El pueblo llamó a la cámara autonómica, «la cámara frigorífica»
puesto que su objetivo no era otro que el de mantener el cadáver de la
Colonia. Villoch, que reportaba para la prensa el día a día de aquel
gobierno, lo vio como una academia, un torneo donde la oratoria
autonomista dio prueba de sus méritos indiscutibles, y donde se sabía
que ninguna de sus leyes iba a arraigar en un país asolado por la
Guerra. Dice: «Respirábase en el salón de sesiones de la Cámara una
atmósfera letal e insoportable… Se retiraba uno todas las tardes de
aquel local con la duda de si al día siguiente se continuarían
celebrando las sesiones… Todo respondía a la indiferencia de una
situación visiblemente pasajera». No obstante la alta moralidad y
prestigio de don Rafael Montoro, Ministro de Hacienda de aquel
Gobierno Autonómico, no dejaba cuenta por cobrar ni gasto sin su
correspondiente justificación.
AMIGO DE CASAL
Fue amigo de Julián del Casal, con quien se identificó en lo literario
y a quien, a su muerte, sustituyó como cronista en La Caricatura.
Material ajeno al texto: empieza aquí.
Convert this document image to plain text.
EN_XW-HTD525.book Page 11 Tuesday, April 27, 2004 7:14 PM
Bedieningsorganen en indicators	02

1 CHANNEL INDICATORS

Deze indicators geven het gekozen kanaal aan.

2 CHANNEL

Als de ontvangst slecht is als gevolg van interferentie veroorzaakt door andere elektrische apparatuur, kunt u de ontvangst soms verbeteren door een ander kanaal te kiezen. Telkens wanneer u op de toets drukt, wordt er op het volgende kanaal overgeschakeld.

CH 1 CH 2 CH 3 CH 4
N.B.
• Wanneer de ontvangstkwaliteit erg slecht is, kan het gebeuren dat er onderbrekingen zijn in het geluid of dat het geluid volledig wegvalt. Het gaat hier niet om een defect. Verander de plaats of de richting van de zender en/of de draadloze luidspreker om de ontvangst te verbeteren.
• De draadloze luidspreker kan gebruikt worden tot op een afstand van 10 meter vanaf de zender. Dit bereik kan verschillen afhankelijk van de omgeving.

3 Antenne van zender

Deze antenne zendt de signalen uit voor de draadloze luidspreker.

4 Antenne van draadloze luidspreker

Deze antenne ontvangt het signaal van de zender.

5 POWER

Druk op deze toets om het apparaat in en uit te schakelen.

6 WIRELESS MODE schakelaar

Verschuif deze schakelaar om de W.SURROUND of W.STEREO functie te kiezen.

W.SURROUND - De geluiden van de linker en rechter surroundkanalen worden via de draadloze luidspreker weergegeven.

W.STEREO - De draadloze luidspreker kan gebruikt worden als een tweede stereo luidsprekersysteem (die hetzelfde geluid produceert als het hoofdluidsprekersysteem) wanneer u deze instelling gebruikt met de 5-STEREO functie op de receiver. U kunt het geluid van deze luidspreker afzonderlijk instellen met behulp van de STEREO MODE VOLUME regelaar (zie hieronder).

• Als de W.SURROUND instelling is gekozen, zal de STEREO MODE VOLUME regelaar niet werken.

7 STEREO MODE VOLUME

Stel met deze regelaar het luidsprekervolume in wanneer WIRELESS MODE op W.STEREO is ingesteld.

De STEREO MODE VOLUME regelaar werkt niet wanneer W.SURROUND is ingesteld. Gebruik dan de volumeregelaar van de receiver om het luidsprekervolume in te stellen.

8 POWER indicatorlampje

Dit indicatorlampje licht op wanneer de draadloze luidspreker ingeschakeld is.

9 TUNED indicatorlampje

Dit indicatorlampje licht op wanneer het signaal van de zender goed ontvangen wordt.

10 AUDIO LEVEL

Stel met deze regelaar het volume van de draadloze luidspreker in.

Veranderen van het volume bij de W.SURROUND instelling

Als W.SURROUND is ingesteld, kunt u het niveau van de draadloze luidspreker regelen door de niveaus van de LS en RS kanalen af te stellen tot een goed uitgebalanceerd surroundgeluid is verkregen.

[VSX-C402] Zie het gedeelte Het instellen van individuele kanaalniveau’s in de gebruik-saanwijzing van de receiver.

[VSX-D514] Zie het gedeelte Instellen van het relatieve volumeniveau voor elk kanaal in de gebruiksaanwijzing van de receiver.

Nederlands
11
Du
Tuvo además lazos de amistad con Manuel Sanguily y Juan Gualberto
Gómez Un valioso servicio prestó al país en sus días de secretario
del Alcalde de La Habana. Redactaba las cartas que este remitía a
Antonio Cánovas del Castillo, presidente del Gobierno español, y le
trasmitía en ellas la información que otros callaban sobre la
situación nacional.
Su primera obra teatral, La mulata María, se estrenó en el teatro
Irijoa (actual Martí) en 1896. Villoch, dice Robreño, quiso alcanzar
con ella el éxito que lograba el bufo en toda la Isla. Lo consiguió
pues la pieza se eternizó en el escenario del llamado coliseo de las
cien puertas y pronto pasó a engrosar el repertorio de otros grupos
teatrales. Quiso Villoch insistir en el éxito y escribió obras para la
compañía de Regino López. El 10 de noviembre de 1900 abría sus
puertas el teatro Alhambra. Una élite de suficiencia ha calificado de
simple y vacía su producción teatral. Pocos le perdonaron la enorme
popularidad de que llegó a gozar.
Federico Villoch murió en La Habana en 1954.